That is a _ton_ of merchandise both in terms of physical bulk and space, and in cost to have sitting around. Unless he's doing tens of millions of sales a year, that is way too much inventory to have at rest.
Insurance could tell you nothing was ever covered and never spend a dime - but insurance is a heavily audited industry and at the very least they would do an investigation. Keep in mind, it's not like Amazon got in a few cargo containers of high end clothing and fed them into a shredder - they kept in a warehouse and sold it and got enough complaints about them not being genuine articles that they de-shelved them from inventory, gave him 30 days to retrieve them and only then after his refusal had them destroyed.
For what it's worth, removing THAT much merchandising from shelving is a serious labor and time sink.
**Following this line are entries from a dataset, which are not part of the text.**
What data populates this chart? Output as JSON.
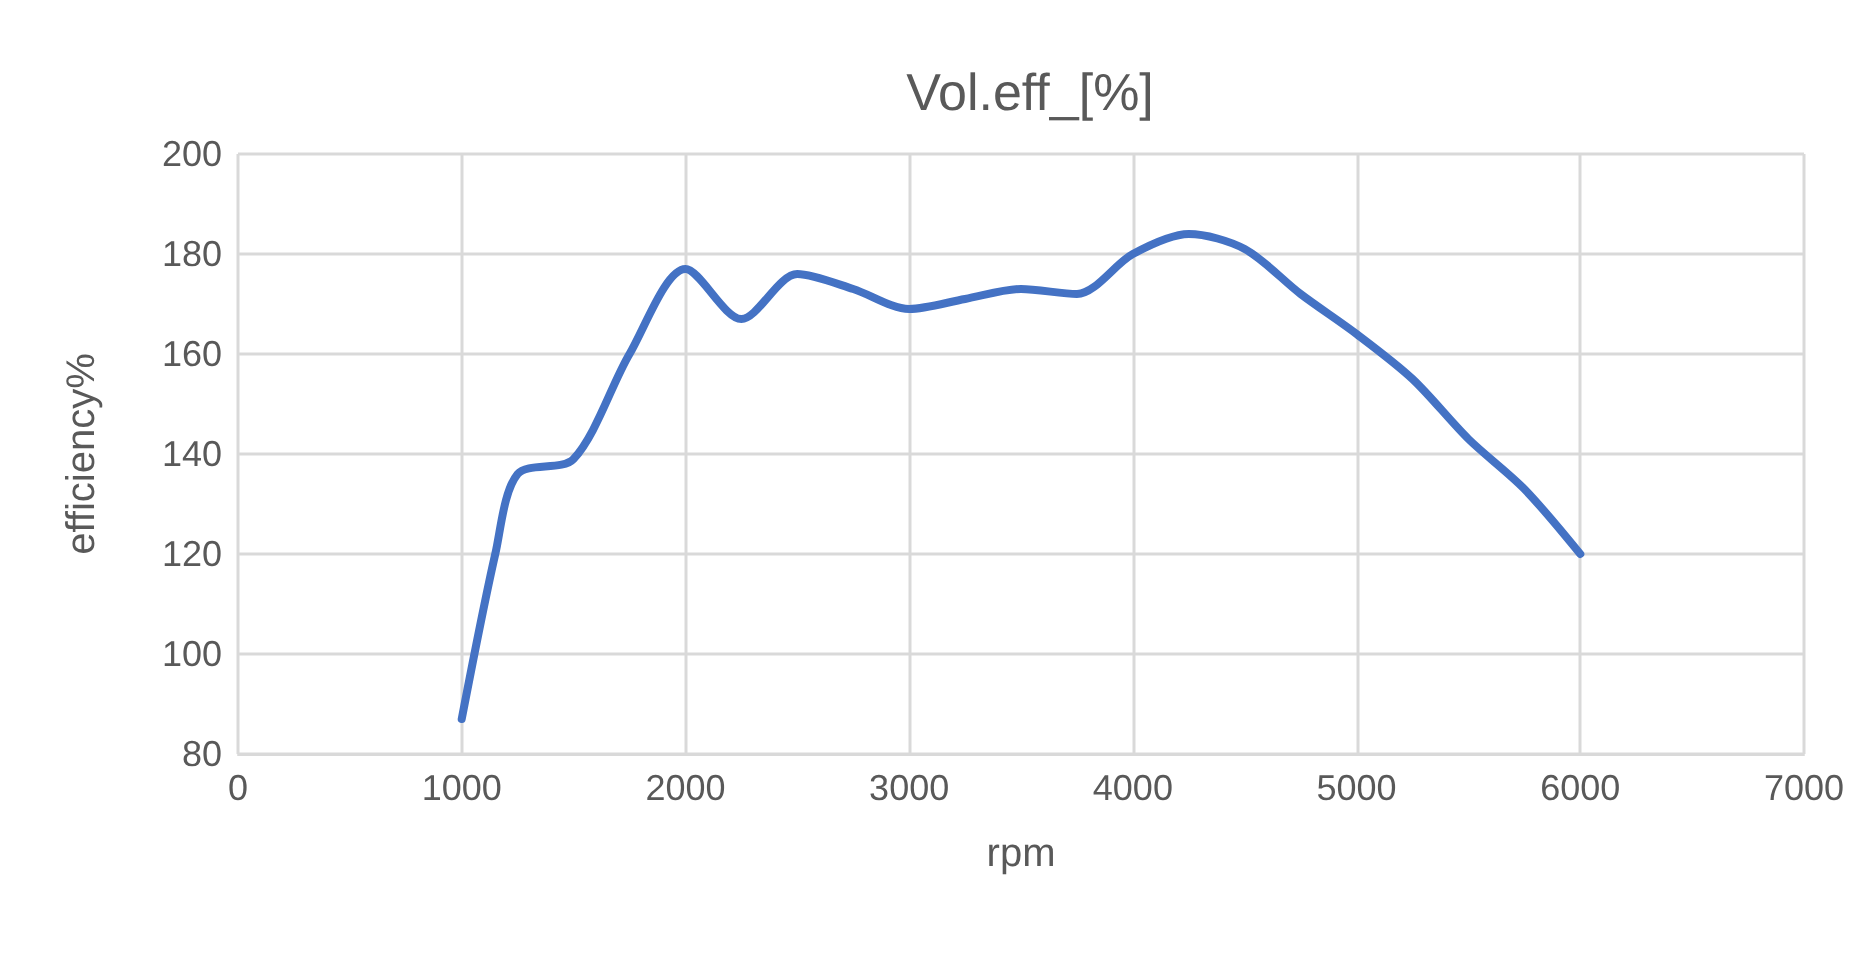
{
  "chart_data": {
    "type": "line",
    "title": "Vol.eff_[%]",
    "xlabel": "rpm",
    "ylabel": "efficiency%",
    "x": [
      1000,
      1150,
      1250,
      1500,
      1750,
      2000,
      2250,
      2500,
      2750,
      3000,
      3250,
      3500,
      3750,
      4000,
      4250,
      4500,
      4750,
      5000,
      5250,
      5500,
      5750,
      6000
    ],
    "series": [
      {
        "color": "#4472c4",
        "values": [
          87,
          120,
          136,
          139,
          160,
          177,
          167,
          176,
          173,
          169,
          171,
          173,
          172,
          180,
          184,
          181,
          172,
          164,
          155,
          143,
          133,
          120
        ]
      }
    ],
    "xlim": [
      0,
      7000
    ],
    "xticks": [
      0,
      1000,
      2000,
      3000,
      4000,
      5000,
      6000,
      7000
    ],
    "ylim": [
      80,
      200
    ],
    "yticks": [
      80,
      100,
      120,
      140,
      160,
      180,
      200
    ],
    "grid": true,
    "marker": "none",
    "line_style": "solid"
  }
}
You don't do that because you got one or two complaints about crushed boxes or off sizes.
Which think of this in reverse - if Amazon told you that you needed to retrieve your $1.5M of merchandise in 30 days or it would be destroyed, would you just roll the dice on that? Even if you can't afford freight, you'd still go haul as much as you can in whatever you drive and hock it on the corner.
The only reason you would let Amazon bulk destroy merchandise (with significant notice and several reminders from them, after signing a contract that pre-dictates out the terms of rejected merchandise), the only reason you would let merchandise sit like that, is if it has no significant value. When the cost of freight exceeds the cost of goods - then yeah, don't freight it and absorb the loss because it's less damage.